Any sample in ht that is hard-filtered will have a missing value for these annotations.
These related filter annotations are also provided for release filtered samples added to the input ht under a release_relatedness_filters struct:
related: Whether the release filtered sample was filtered for second-degree (or closer) relatedness in the final release.
duplicate_or_twin: Whether the release filtered sample has a duplicate or twin among all samples that are not hard-filtered or outlier-filtered.
parent_child: Whether the release filtered sample has a parent or child among all samples that are not hard-filtered or outlier-filtered.
sibling: Whether the release filtered sample has a sibling among all samples that are not hard-filtered or outlier-filtered.
Any sample in ht that is hard-filtered or outlier-filtered will have a missing value for these annotations.
- Parameters:
ht (
Table
) – Sample QC filter Table to add relatedness filter annotations to.relationship_ht (
Table
) – Table with relationships annotations.hard_filtered_expr (
BooleanExpression
) – Boolean Expression indicating whether the sample was hard filtered.outlier_filtered_expr (
BooleanExpression
) – Boolean Expression indicating whether the sample was outlier filtered.
- Return type:
- Returns:
Table with related filters added and Table with relationship and gnomad v3 overlap information.
- gnomad_qc.v4.sample_qc.create_sample_qc_metadata_ht.add_annotations(base_ht, ann_ht, ann_label, ann_top_level=False, global_top_level=False, base_ht_missing=None, ann_ht_missing=None, sample_count_match=True)[source]

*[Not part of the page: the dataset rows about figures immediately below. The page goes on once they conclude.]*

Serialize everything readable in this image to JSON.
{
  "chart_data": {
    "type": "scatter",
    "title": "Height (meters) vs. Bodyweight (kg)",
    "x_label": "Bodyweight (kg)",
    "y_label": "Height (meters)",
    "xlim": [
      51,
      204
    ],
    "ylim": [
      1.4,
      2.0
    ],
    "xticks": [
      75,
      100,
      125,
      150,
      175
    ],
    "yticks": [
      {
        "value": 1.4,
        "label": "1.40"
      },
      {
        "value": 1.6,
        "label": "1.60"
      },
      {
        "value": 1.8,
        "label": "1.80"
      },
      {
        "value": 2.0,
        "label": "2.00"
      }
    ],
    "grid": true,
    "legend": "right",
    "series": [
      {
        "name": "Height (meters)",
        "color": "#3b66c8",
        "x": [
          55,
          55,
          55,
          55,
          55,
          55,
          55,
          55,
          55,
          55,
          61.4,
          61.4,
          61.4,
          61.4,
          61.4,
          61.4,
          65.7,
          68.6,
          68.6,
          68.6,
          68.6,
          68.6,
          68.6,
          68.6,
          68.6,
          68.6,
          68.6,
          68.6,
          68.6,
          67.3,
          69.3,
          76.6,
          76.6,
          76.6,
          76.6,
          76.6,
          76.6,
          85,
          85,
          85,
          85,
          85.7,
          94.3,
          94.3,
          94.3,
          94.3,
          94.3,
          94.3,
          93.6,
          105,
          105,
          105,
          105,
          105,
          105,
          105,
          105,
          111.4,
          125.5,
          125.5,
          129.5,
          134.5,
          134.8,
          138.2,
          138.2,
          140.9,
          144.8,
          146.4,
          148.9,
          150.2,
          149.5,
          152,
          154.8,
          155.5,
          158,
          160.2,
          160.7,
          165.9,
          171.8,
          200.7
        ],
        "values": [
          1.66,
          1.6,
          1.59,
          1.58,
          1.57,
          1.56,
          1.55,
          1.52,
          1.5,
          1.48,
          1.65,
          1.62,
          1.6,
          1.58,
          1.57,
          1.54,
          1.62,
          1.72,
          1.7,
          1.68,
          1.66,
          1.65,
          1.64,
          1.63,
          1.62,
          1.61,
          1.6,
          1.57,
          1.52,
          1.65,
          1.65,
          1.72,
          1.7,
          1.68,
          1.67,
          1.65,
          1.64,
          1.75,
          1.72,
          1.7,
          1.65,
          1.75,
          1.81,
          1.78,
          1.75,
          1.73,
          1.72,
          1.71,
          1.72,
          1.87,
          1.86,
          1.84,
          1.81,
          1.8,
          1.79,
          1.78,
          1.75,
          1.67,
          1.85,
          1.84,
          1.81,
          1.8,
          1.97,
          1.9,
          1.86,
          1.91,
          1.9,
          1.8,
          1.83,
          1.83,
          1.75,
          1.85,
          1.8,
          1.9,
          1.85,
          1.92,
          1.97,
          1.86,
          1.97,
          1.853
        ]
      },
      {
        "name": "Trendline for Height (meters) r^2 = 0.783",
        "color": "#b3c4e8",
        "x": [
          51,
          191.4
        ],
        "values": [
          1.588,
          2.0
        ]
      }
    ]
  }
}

Annotate base_ht with contents of ann_ht and optionally check that sample counts match.
- Parameters:
base_ht (
Table
) – Table to annotate.ann_ht (
Table
) – Table with annotations to add to base_ht.ann_label (
str
) – Label to use for Struct annotation of ann_ht on base_ht if ann_top_level is True. Also used and for logging message describing annotations being added.ann_top_level (
bool
) – Whether to add all annotations on ann_ht to the top level of base_ht instead of grouping them under a new annotation, ann_label.global_top_level (
bool
) – Whether to add all global annotations on ann_ht to the top level instead of grouping them under a new annotation, “ann_label_parameters”.base_ht_missing (
Optional
[List
[str
]]) – Optional list of approved samples missing from base_ht, but present in ann_ht.ann_ht_missing (
Optional
[List
[str
]]) – Optional list of approved samples missing from ann_ht, but present in base_ht.sample_count_match (
bool
) – Check whether the sample counts match in the two input tables. Default is True.
- Return type:
- Returns:
Table with additional annotations.
- gnomad_qc.v4.sample_qc.create_sample_qc_metadata_ht.get_sample_filter_ht(base_ht, relationship_ht)[source]
Combine sample filters into a single Table to be added to the metadata Table.
Includes hard-filters, sample QC outlier filters, and relatedness filters.
- gnomad_qc.v4.sample_qc.create_sample_qc_metadata_ht.get_hard_filter_metric_ht(base_ht)[source]
Combine sample contamination, chr20 mean DP, and QC MT callrate into a single Table.